Angga Febryanto

Personal information
- Full name: Angga Febryanto Putra
- Date of birth: 4 February 1995 (age 31)
- Place of birth: Surabaya, Indonesia
- Height: 1.78 m (5 ft 10 in)
- Position: Forward

Youth career
- Persib Bandung
- 2011–2013: Deportivo Indonesia
- 2015–2016: Persipasi Bandung Raya
- 2016–2017: Pelita Jaya

Senior career*
- Years: Team / Apps / (Gls)
- 2017: Persib Bandung / 2 / (0)
- 2017: PSGC Ciamis / 1 / (0)
- 2018: PS TIRA / 1 / (0)
- 2019: Madura / 6 / (2)
- 2019: Persibat Batang / 4 / (0)

International career^{‡}
- 2009–2010: Indonesia U16 / 7 / (2)
- 2014: Indonesia U19 / 1 / (0)

= Angga Febryanto Putra =

Indonesian professional footballer (born 1995)

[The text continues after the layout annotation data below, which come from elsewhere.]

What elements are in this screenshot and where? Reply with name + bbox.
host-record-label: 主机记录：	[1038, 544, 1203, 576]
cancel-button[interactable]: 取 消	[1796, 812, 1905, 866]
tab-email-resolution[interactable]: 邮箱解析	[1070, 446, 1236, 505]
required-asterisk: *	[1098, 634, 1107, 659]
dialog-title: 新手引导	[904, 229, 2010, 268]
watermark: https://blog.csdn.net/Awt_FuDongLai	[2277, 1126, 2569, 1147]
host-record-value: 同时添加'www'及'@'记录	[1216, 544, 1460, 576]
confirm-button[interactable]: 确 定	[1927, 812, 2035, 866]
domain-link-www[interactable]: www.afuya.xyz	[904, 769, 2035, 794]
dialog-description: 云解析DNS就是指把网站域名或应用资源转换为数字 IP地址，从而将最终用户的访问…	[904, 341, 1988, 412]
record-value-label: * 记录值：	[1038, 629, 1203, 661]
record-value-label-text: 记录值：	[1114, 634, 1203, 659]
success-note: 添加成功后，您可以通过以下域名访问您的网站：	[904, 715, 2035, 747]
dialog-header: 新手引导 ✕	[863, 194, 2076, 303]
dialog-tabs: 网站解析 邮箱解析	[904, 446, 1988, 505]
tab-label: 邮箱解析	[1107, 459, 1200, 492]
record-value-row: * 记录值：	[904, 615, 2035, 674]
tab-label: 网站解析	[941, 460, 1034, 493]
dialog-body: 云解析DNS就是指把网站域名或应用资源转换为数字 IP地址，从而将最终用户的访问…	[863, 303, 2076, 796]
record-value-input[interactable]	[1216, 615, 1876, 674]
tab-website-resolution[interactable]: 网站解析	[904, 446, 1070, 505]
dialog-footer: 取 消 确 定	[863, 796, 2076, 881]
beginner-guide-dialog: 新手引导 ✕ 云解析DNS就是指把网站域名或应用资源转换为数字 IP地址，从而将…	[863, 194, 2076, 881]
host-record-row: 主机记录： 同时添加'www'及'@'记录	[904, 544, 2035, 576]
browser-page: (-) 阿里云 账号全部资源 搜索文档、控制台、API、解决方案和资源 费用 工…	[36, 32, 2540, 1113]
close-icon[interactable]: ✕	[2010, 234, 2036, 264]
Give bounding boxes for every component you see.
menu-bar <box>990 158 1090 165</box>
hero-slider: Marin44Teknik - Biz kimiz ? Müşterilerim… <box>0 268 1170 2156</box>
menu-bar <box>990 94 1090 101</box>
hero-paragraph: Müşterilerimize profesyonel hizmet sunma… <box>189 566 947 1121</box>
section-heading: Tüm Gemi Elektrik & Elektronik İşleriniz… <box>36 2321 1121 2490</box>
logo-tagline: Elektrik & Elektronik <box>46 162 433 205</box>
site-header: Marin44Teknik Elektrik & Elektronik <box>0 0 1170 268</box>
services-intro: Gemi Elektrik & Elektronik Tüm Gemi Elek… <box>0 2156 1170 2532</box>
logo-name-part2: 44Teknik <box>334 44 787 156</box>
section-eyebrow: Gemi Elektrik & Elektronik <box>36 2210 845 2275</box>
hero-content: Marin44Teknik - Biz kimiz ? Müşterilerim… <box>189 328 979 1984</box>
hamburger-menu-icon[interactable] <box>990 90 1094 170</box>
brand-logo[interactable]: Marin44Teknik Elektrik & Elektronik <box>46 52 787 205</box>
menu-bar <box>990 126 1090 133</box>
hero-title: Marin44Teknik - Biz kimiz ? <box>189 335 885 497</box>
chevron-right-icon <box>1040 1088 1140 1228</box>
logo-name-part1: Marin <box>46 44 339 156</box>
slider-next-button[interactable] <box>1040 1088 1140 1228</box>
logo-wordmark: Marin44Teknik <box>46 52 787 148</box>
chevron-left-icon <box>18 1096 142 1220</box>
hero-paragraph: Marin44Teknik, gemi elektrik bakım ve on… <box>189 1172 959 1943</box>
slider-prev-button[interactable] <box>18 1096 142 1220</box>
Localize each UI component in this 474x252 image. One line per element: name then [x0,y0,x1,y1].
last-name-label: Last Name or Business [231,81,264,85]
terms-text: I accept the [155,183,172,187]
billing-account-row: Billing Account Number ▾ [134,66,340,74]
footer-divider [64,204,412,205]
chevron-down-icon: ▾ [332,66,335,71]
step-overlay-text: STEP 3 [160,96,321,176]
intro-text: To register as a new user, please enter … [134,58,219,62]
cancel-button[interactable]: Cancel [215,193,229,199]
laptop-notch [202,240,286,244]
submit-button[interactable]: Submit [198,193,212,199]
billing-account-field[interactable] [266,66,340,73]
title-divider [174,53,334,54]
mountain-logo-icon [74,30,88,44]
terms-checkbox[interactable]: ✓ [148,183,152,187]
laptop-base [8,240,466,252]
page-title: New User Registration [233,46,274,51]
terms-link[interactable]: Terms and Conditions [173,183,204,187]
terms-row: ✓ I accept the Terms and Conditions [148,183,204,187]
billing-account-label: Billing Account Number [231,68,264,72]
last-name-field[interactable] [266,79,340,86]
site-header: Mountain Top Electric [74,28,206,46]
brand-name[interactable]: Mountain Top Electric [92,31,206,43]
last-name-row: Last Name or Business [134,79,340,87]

Angga Febryanto Putra (born 4 February 1995) is an Indonesian former footballer who plays as a forward.

==Club career==
===Persib Bandung===
He made his professional debut in the Liga 1 on 22 April 2017 against PS TNI.

==International career==
In 2010, Angga represented the Indonesia U-16, in the 2010 AFC U-16 Championship.